Şehrin tüm gürültüsünü arkasında bırakmak isteyenler için: Seben.

Batı Karadeniz’in en büyük gölü olan Seben Gölü, Bolu il merkezine 32 kilometre uzaklıktadır. Abant Gölü’nden yedi kat büyük olan Seben Gölü, yapay bir göldür ve yapımına 2006 yılında başlanmıştır.

Turizme kazandırılan Seben Gölü, çevresindeki yeşilliklerle, mağaralara ve kaya evlere yakınlığıyla çok cazip bir noktadır. Aynı zamanda etrafında yaylaları da bulunmaktadır. Burada piknik yapabilir, dostlarınızla keyifli vakitler geçirebilir ve bol bol dinlenebilirsiniz. Bolu tatilinizde Seben Gölü tüm güzelliğiyle sizleri bekliyor olacak. Yeşilin ve mavinin muhteşem uyumuna tanık olacağınız göl, size tüm maharetini gösterecek.

Doğa aşığı olanların kaçış noktası: Yedigöller.

Koca şehirlerde yaşayan bizlerin en büyük derdi beton savaşları olsa gerek. Evden işe, işten eve derken, 'hayat koşturmacası' dediğimiz kelimenin dışına çıkamıyoruz bazen. Bu yüzden bir manzara fotoğrafı gördüğümüzde uzun uzun bakarız. Sizlere o manzaralardan birinden, Bolu Yedigöller’den kısaca bahsedeceğim.

İstanbul ve Ankara’dan 3’er saat mesafede olan bu güzelliğe doğru giderken, yolda anlıyorsunuz zaten sizi nelerin beklediğini. Yavaş yavaş büyüsüne kapılıyorsunuz Yedigöller diyarının. Adını birbirlerine 100 metre uzaklıkta olan,  Büyükgöl, Deringöl, Seringöl, İncegöl, Nazlıgöl, Sazlıgöl ve Kurugöl’den alıyor.

Yedigöller’in kıymetlisi Büyükgöl, canlı alabalık yetiştirilmesi için damızlık olarak kullanılıyor. Hatta ilginç bir bilgi vermek istiyorum. Ülkemizde ilk alabalık üretme istasyonu 1969 yılında burada kurulmuş.
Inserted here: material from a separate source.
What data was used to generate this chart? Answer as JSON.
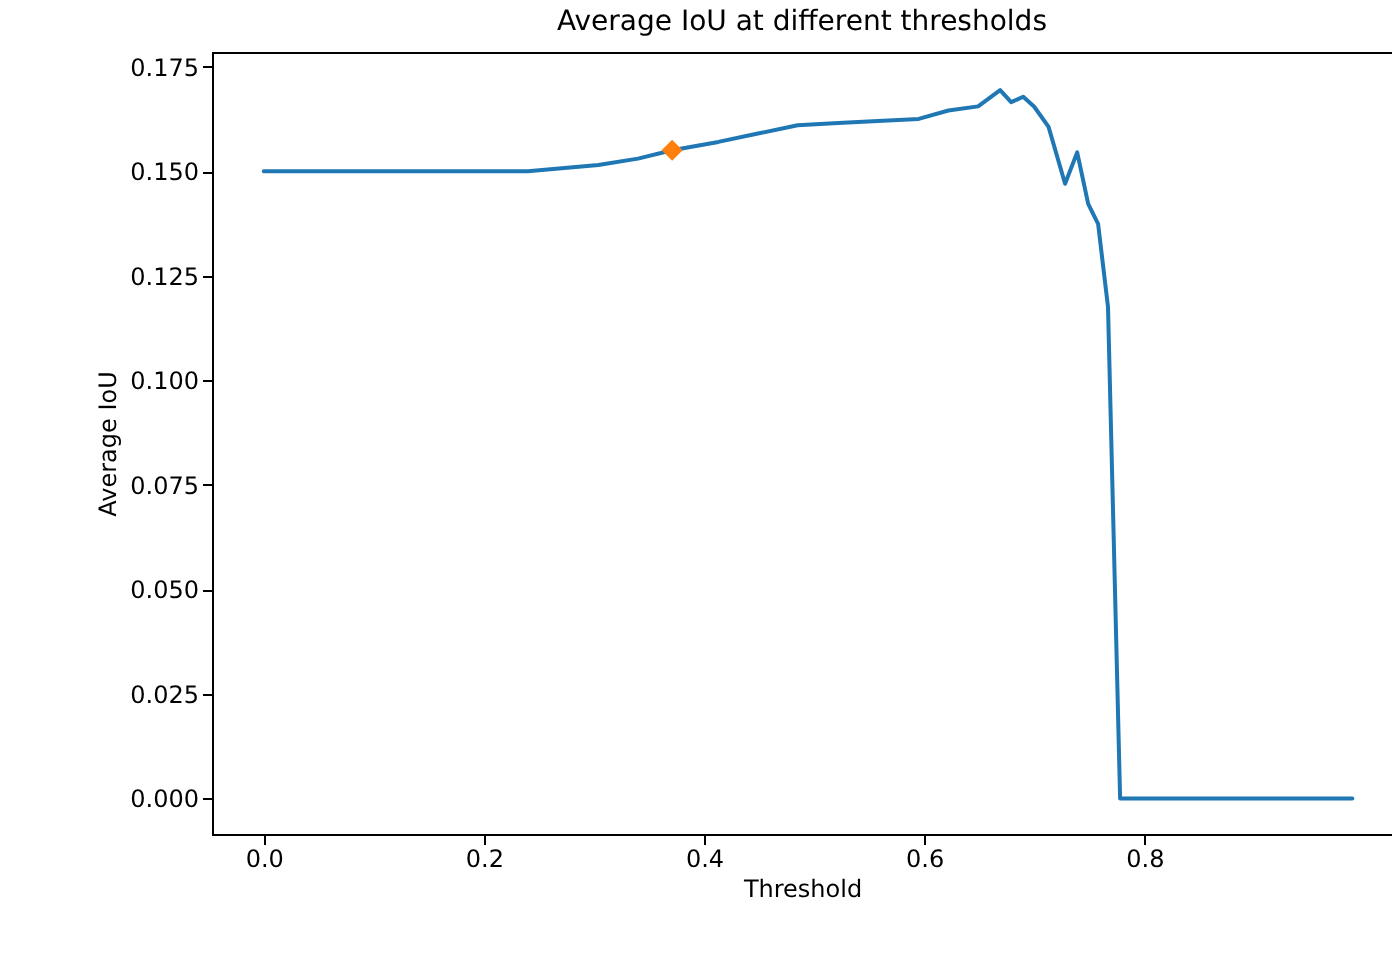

Bölgenin en önemli özelliklerinden birisi de, çok fazla bitki türüne ev sahipliği yapması. Kayın, meşe, kızılağaç, gürgen, titrek kavak, sarı çam, fındık, ıhlamur ağaçları gibi birçok ağaç bulunuyor. Bu durum, ülkemizde bitkiler üzerine araştırma yapan uzmanlara da adres gösterir nitelikte.

Yedigöller’in bir diğer özelliği de, sahasında bulundurduğu 100 üzerindeki kuş türüdür.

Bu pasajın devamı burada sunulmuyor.